Manuscripts submitted to SIPR are evaluated in terms of relevance to the mission of SIPR, originality, scholarly contribution, and effectiveness of presentation. The first step in the process is the submission of a brief, 1-2 page proposal that summarizes the content of the piece and explains the relevance of the work to the mission of SIPR. If this preliminary review is favorable, authors will be invited to write a full paper for consideration for publication in SIPR and will be given an appropriate timeline for inclusion in a volume. Full drafts of the manuscripts will again be reviewed. Works are normally between 40 and 50 manuscript pages, including title page, abstract (120-140 words), narrative, references, tables, figures, and notes, and must conform to the format and guidelines of the American Psychological Association.
A sample paper outline is:
I. Title of the proposed manuscript and full contact information for the corresponding author (name as it should appear on the manuscript, mailing address, phone, fax, and e-mail).
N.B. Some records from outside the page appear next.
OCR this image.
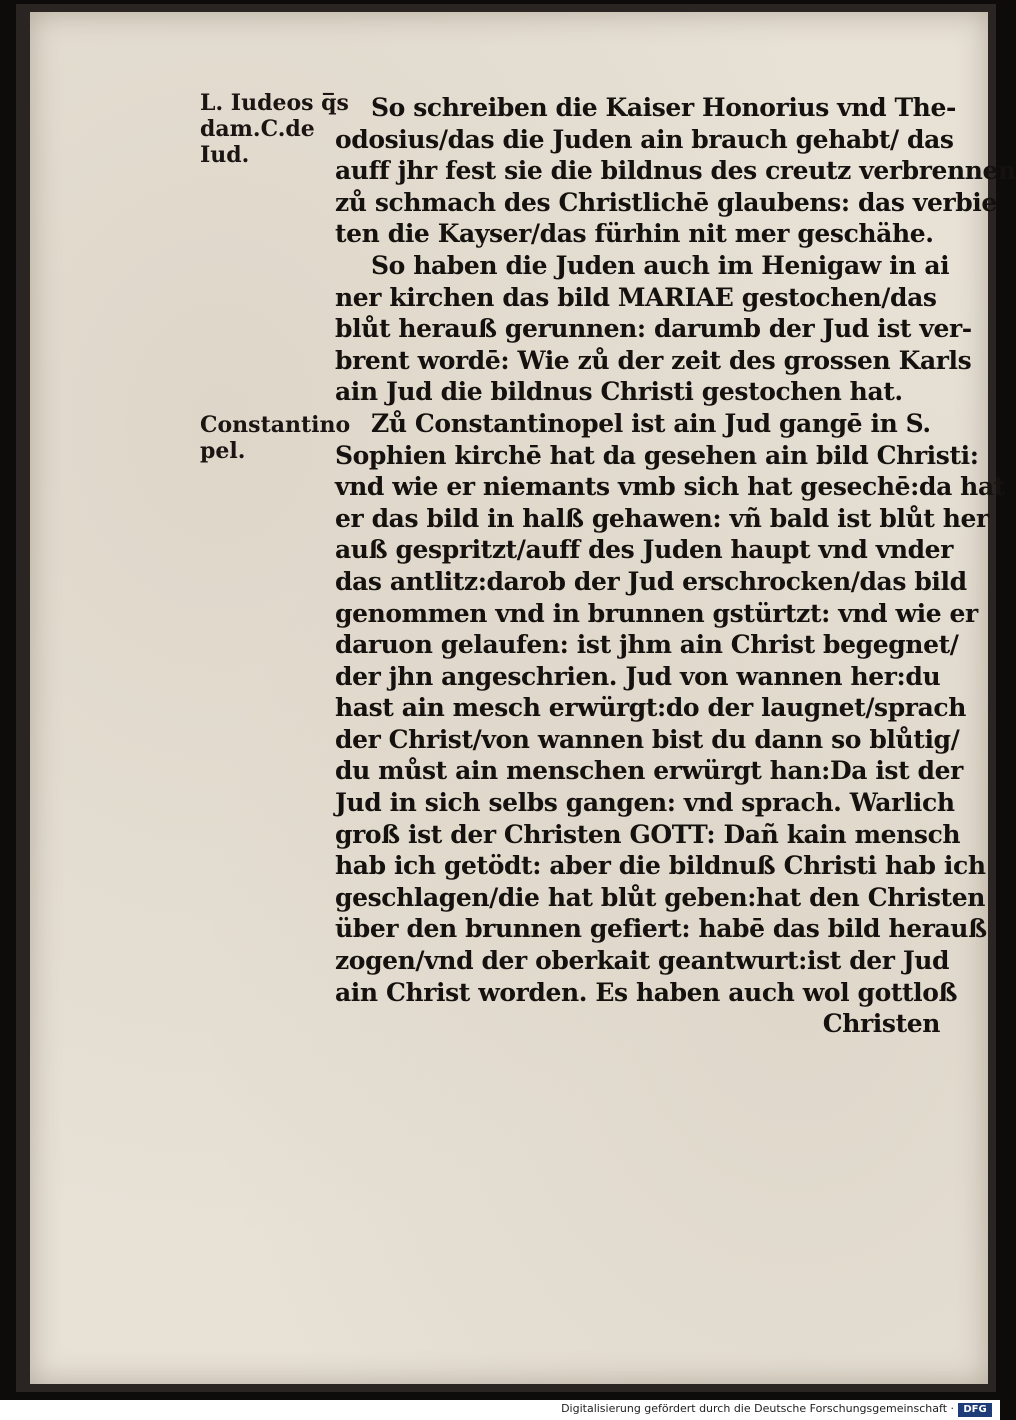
L. Iudeos q̅s
dam.C.de
Iud.
Constantino
pel.
So schreiben die Kaiser Honorius vnd The‐
odosius/das die Juden ain brauch gehabt/ das
auff jhr fest sie die bildnus des creutz verbrennen
zů schmach des Christlichē glaubens: das verbie
ten die Kayser/das fürhin nit mer geschähe.
So haben die Juden auch im Henigaw in ai
ner kirchen das bild MARIAE gestochen/das
blůt herauß gerunnen: darumb der Jud ist ver‐
brent wordē: Wie zů der zeit des grossen Karls
ain Jud die bildnus Christi gestochen hat.
Zů Constantinopel ist ain Jud gangē in S.
Sophien kirchē hat da gesehen ain bild Christi:
vnd wie er niemants vmb sich hat gesechē:da hat
er das bild in halß gehawen: vñ bald ist blůt her
auß gespritzt/auff des Juden haupt vnd vnder
das antlitz:darob der Jud erschrocken/das bild
genommen vnd in brunnen gstürtzt: vnd wie er
daruon gelaufen: ist jhm ain Christ begegnet/
der jhn angeschrien. Jud von wannen her:du
hast ain mesch erwürgt:do der laugnet/sprach
der Christ/von wannen bist du dann so blůtig/
du můst ain menschen erwürgt han:Da ist der
Jud in sich selbs gangen: vnd sprach. Warlich
groß ist der Christen GOTT: Dañ kain mensch
hab ich getödt: aber die bildnuß Christi hab ich
geschlagen/die hat blůt geben:hat den Christen
über den brunnen gefiert: habē das bild herauß
zogen/vnd der oberkait geantwurt:ist der Jud
ain Christ worden. Es haben auch wol gottloß
Christen
Digitalisierung gefördert durch die Deutsche Forschungsgemeinschaft · DFG
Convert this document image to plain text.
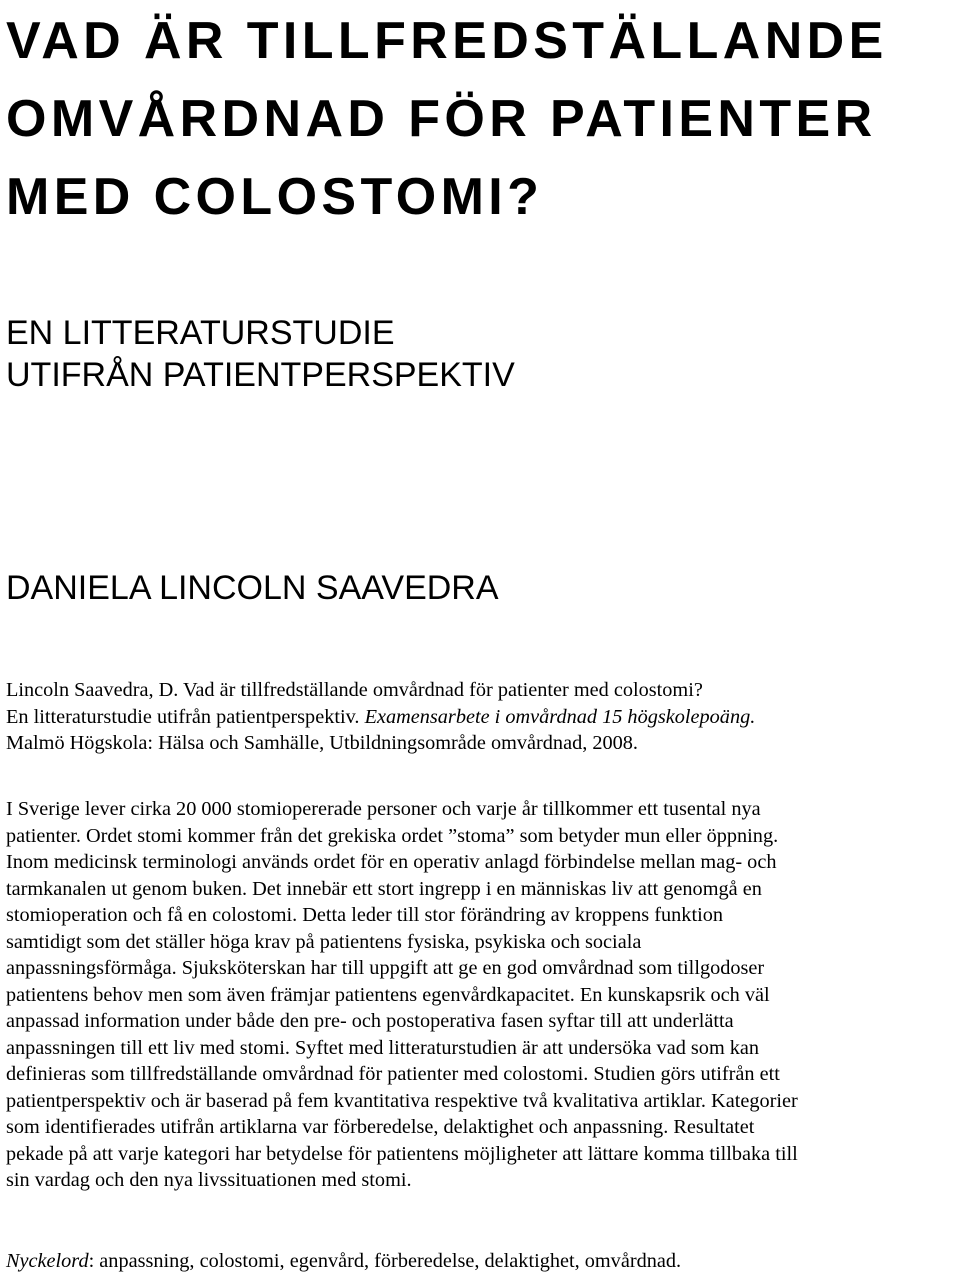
VAD ÄR TILLFREDSTÄLLANDE
OMVÅRDNAD FÖR PATIENTER
MED COLOSTOMI?
EN LITTERATURSTUDIE
UTIFRÅN PATIENTPERSPEKTIV
DANIELA LINCOLN SAAVEDRA

Lincoln Saavedra, D. Vad är tillfredställande omvårdnad för patienter med colostomi?
En litteraturstudie utifrån patientperspektiv. Examensarbete i omvårdnad 15 högskolepoäng.
Malmö Högskola: Hälsa och Samhälle, Utbildningsområde omvårdnad, 2008.

I Sverige lever cirka 20 000 stomiopererade personer och varje år tillkommer ett tusental nya
patienter. Ordet stomi kommer från det grekiska ordet ”stoma” som betyder mun eller öppning.
Inom medicinsk terminologi används ordet för en operativ anlagd förbindelse mellan mag- och
tarmkanalen ut genom buken. Det innebär ett stort ingrepp i en människas liv att genomgå en
stomioperation och få en colostomi. Detta leder till stor förändring av kroppens funktion
samtidigt som det ställer höga krav på patientens fysiska, psykiska och sociala
anpassningsförmåga. Sjuksköterskan har till uppgift att ge en god omvårdnad som tillgodoser
patientens behov men som även främjar patientens egenvårdkapacitet. En kunskapsrik och väl
anpassad information under både den pre- och postoperativa fasen syftar till att underlätta
anpassningen till ett liv med stomi. Syftet med litteraturstudien är att undersöka vad som kan
definieras som tillfredställande omvårdnad för patienter med colostomi. Studien görs utifrån ett
patientperspektiv och är baserad på fem kvantitativa respektive två kvalitativa artiklar. Kategorier
som identifierades utifrån artiklarna var förberedelse, delaktighet och anpassning. Resultatet
pekade på att varje kategori har betydelse för patientens möjligheter att lättare komma tillbaka till
sin vardag och den nya livssituationen med stomi.

Nyckelord: anpassning, colostomi, egenvård, förberedelse, delaktighet, omvårdnad.
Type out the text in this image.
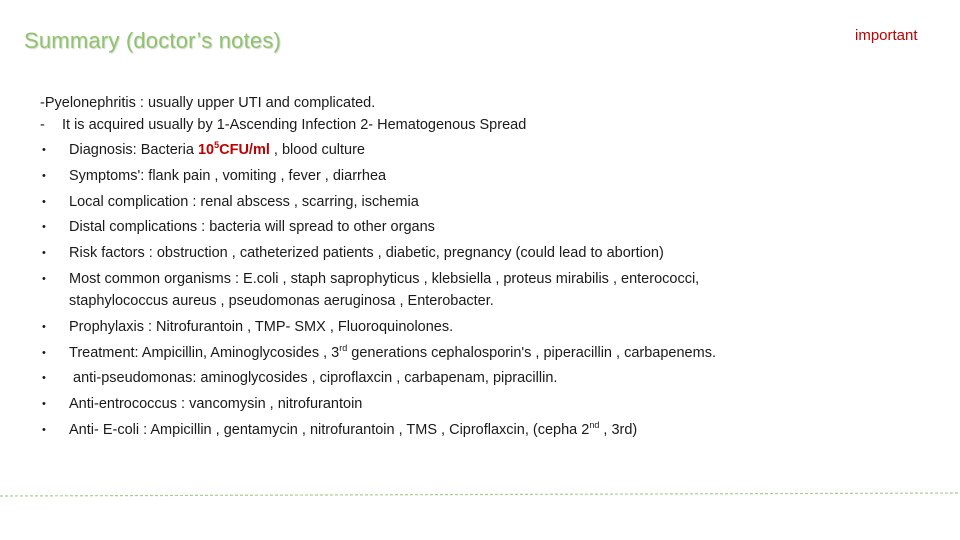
Summary (doctor’s notes)	important
-Pyelonephritis : usually upper UTI and complicated.
-	It is acquired usually by 1-Ascending Infection 2- Hematogenous Spread
•	Diagnosis: Bacteria $10^5CFU/ml$ , blood culture
•	Symptoms': flank pain , vomiting , fever , diarrhea
•	Local complication : renal abscess , scarring, ischemia
•	Distal complications : bacteria will spread to other organs
•	Risk factors : obstruction , catheterized patients , diabetic, pregnancy (could lead to abortion)
•	Most common organisms : E.coli , staph saprophyticus , klebsiella , proteus mirabilis , enterococci, staphylococcus aureus , pseudomonas aeruginosa , Enterobacter.
•	Prophylaxis : Nitrofurantoin , TMP- SMX , Fluoroquinolones.
•	Treatment: Ampicillin, Aminoglycosides , 3rd generations cephalosporin's , piperacillin , carbapenems.
•	anti-pseudomonas: aminoglycosides , ciproflaxcin , carbapenam, pipracillin.
•	Anti-entrococcus : vancomysin , nitrofurantoin
•	Anti- E-coli : Ampicillin , gentamycin , nitrofurantoin , TMS , Ciproflaxcin, (cepha 2nd , 3rd)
II. Statement of the Issue
This section briefly identifies the theme and goals of the manuscript, making a case for the importance of the topic and its relevance to the mission of SIPR.
III. Framework and Description of Relevant Theory and Research
This section presents the scholarly foundation of the work, including a description of relevant theory and research. It must achieve several objectives:
a) Articulate a coherent framework that organizes the paper
b) Develop a logical scholarly argument based on current theory and research that can be applied to understanding and addressing important social issues and public policy
c) Demonstrate the connection of the framework adapted to an appropriately comprehensive body of knowledge
IV. Social Issues and Policy Implications
Manuscripts must have direct relevance to understanding and addressing social issues and public policy, and must clearly articulate these connections. This section articulates the connections between theory, research, and practice in a way that can be understood by people with a variety of professional and academic backgrounds. That is, this section makes clear the relevance of the theory and research for understanding social issues and public policy, and, in some cases, implementing change, in ways that are accessible to policy makers and practitioners, as well as academics with a variety of backgrounds.
This brief section summarizes the work, including social issue and policy implications, and suggests promising directions for the future.